Statistical parametric mapping
We analysed kinetic and kinematic trajectories using Statistical Parametric Mapping (SPM, http://spm1d.org/; Pataky, 2012) . SPM allows comprehensive statistical analyses of the trajectory of a given biomechanical variable (such as knee angles) during a specific task, using the entire n-dimensional biomechanical sampling data. That contrasts with discrete point analyses, such as peak knee flexion, that assess only the one point during the entire movement. SPM uses Random Field Theory to make probabilistic conclusions based on the random behaviour of that 1D observational unit. Scalar observations of discrete variables are based on traditional 0D Gaussian randomness . Thus, the whole trajectory can be assessed with SPM, and hypotheses relating to differences at specific time points during the task (such as a hop) do not need to be defined a priori.
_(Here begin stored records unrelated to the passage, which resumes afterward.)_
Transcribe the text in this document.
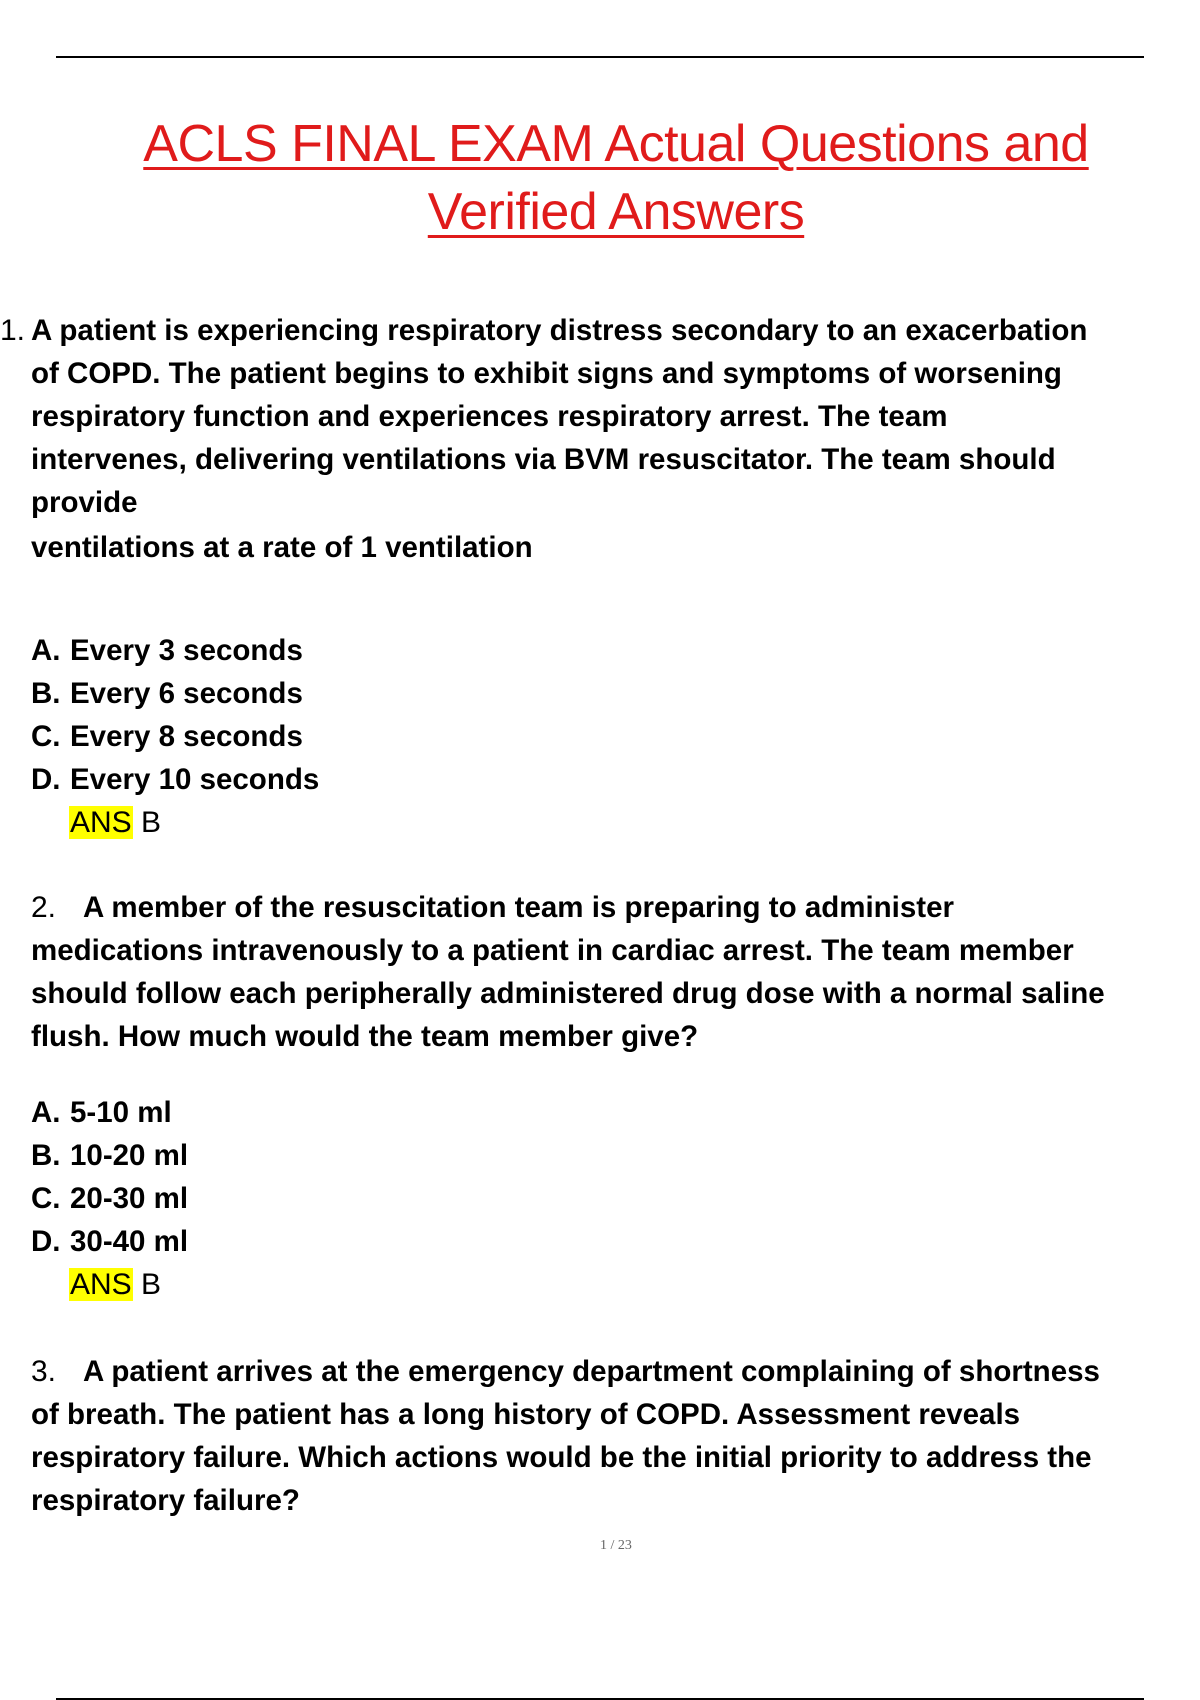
ACLS FINAL EXAM Actual Questions and
Verified Answers
1. A patient is experiencing respiratory distress secondary to an exacerbation
of COPD. The patient begins to exhibit signs and symptoms of worsening
respiratory function and experiences respiratory arrest. The team
intervenes, delivering ventilations via BVM resuscitator. The team should
provide
ventilations at a rate of 1 ventilation
A. Every 3 seconds
B. Every 6 seconds
C. Every 8 seconds
D. Every 10 seconds
ANS B
2. A member of the resuscitation team is preparing to administer
medications intravenously to a patient in cardiac arrest. The team member
should follow each peripherally administered drug dose with a normal saline
flush. How much would the team member give?
A. 5-10 ml
B. 10-20 ml
C. 20-30 ml
D. 30-40 ml
ANS B
3. A patient arrives at the emergency department complaining of shortness
of breath. The patient has a long history of COPD. Assessment reveals
respiratory failure. Which actions would be the initial priority to address the
respiratory failure?
1 / 23
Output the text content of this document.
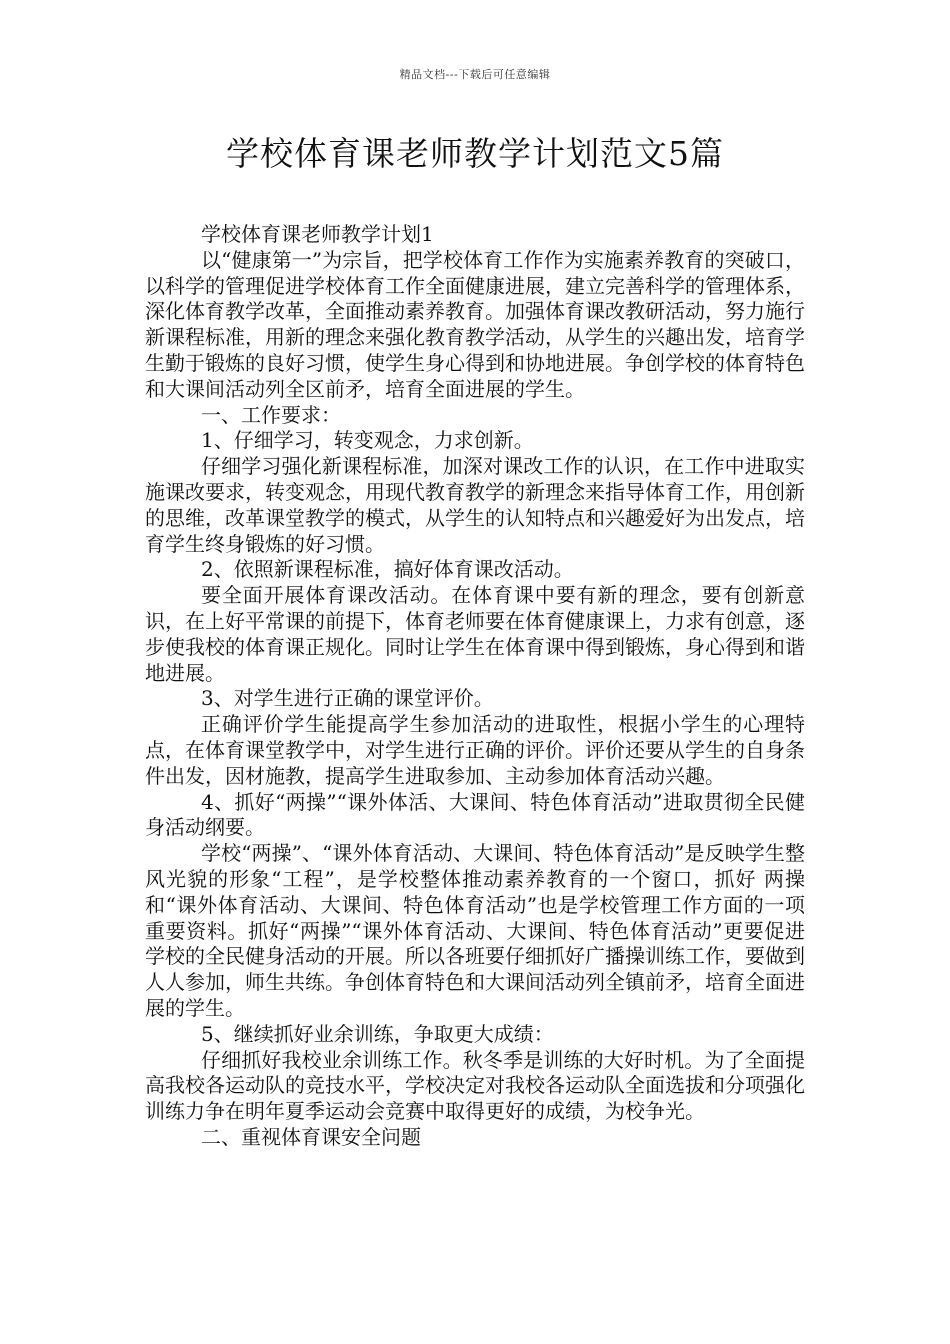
精品文档---下载后可任意编辑
学校体育课老师教学计划范文5篇

学校体育课老师教学计划1

以“健康第一”为宗旨，把学校体育工作作为实施素养教育的突破口，以科学的管理促进学校体育工作全面健康进展，建立完善科学的管理体系，深化体育教学改革，全面推动素养教育。加强体育课改教研活动，努力施行新课程标准，用新的理念来强化教育教学活动，从学生的兴趣出发，培育学生勤于锻炼的良好习惯，使学生身心得到和协地进展。争创学校的体育特色和大课间活动列全区前矛，培育全面进展的学生。

一、工作要求：

1、仔细学习，转变观念，力求创新。

仔细学习强化新课程标准，加深对课改工作的认识，在工作中进取实施课改要求，转变观念，用现代教育教学的新理念来指导体育工作，用创新的思维，改革课堂教学的模式，从学生的认知特点和兴趣爱好为出发点，培育学生终身锻炼的好习惯。

2、依照新课程标准，搞好体育课改活动。

要全面开展体育课改活动。在体育课中要有新的理念，要有创新意识，在上好平常课的前提下，体育老师要在体育健康课上，力求有创意，逐步使我校的体育课正规化。同时让学生在体育课中得到锻炼，身心得到和谐地进展。

3、对学生进行正确的课堂评价。

正确评价学生能提高学生参加活动的进取性，根据小学生的心理特点，在体育课堂教学中，对学生进行正确的评价。评价还要从学生的自身条件出发，因材施教，提高学生进取参加、主动参加体育活动兴趣。

4、抓好“两操”“课外体活、大课间、特色体育活动”进取贯彻全民健身活动纲要。

学校“两操”、“课外体育活动、大课间、特色体育活动”是反映学生整风光貌的形象“工程”，是学校整体推动素养教育的一个窗口，抓好 两操 和“课外体育活动、大课间、特色体育活动”也是学校管理工作方面的一项重要资料。抓好“两操”“课外体育活动、大课间、特色体育活动”更要促进学校的全民健身活动的开展。所以各班要仔细抓好广播操训练工作，要做到人人参加，师生共练。争创体育特色和大课间活动列全镇前矛，培育全面进展的学生。

5、继续抓好业余训练，争取更大成绩：

仔细抓好我校业余训练工作。秋冬季是训练的大好时机。为了全面提高我校各运动队的竞技水平，学校决定对我校各运动队全面选拔和分项强化训练力争在明年夏季运动会竞赛中取得更好的成绩，为校争光。

二、重视体育课安全问题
Stance phase kinematic and kinetic trajectories in the sagittal plane were temporally normalised to stance duration using linear interpolation across 100 equally spaced time points. Trajectories of five trials for each limb and each session were computed using MATLAB R2018b (The MathWorks Inc., Natick, MA, USA). The mean trajectory for the uninjured and injured sides (sleeved and unsleeved conditions, Session 1) were then computed.
For Part I, one-way repeated measures ANOVA was used to compare three conditions at the baseline: (a) uninjured side, unsleeved to (b) injured side, unsleeved, and (c) injured side, sleeved. ANOVA was conducted separately for each of two dependent variables: (i) knee flexion, and (ii) external flexion moment, and a conservative Bonferroni threshold of 0.025 was adopted to correct for multiple comparisons across these two tests. Post-hoc analyses using paired t tests and a secondary Bonferroni correction across the three pairwise tests (a + b, a + c and b + c) were used to assess between-condition effects.
For Part 2, within-participant changes were depicted between baseline and follow-up sessions (unsleeved only). An SPM independent t test was used to compare within-participant changes in the Sleeve group versus the Control Group. This t test was repeated for each of the two aforementioned dependent variables, again with a conservative Bonferroni correction of 0.025.
Discrete variable analysis
Post hoc analyses were also performed for the discrete variables. Analyses for Part 1 (cross-over trial) were adjusted for participant sex, surgery type, and time since surgery (as a continuous measure), and sequence effect. Analyses for the knee flexion angles (angle at initial contact, peak angle, and excursion), knee peak external flexion moment and stance duration are from linear mixed models using Restricted Maximum Likelihood (REML) to estimate random effects. A random participant effect and, where both limbs are measured at multiple time points, a random measurement occasion effect nested within participant. These analyses were performed with Stata (16.1, StataCorp LLC, College Station, TX, USA).
For Part 2 (RCT), individual change scores from baseline to follow-up were calculated for knee flexion angles, moments and stance duration. The change scores were compared between the Sleeve Group and the Control Group using Mann-Whitney U tests for each outcome. The alpha level was set at p ≤ 0.05. These analyses and those of demographic data were performed with SPSS Version 24.0 (IBM Corp, Armonk, NY). Test-retest reliability from our laboratory for discrete variables of peak knee flexion, external peak flexion moment and stance duration are shown in the supplementary file.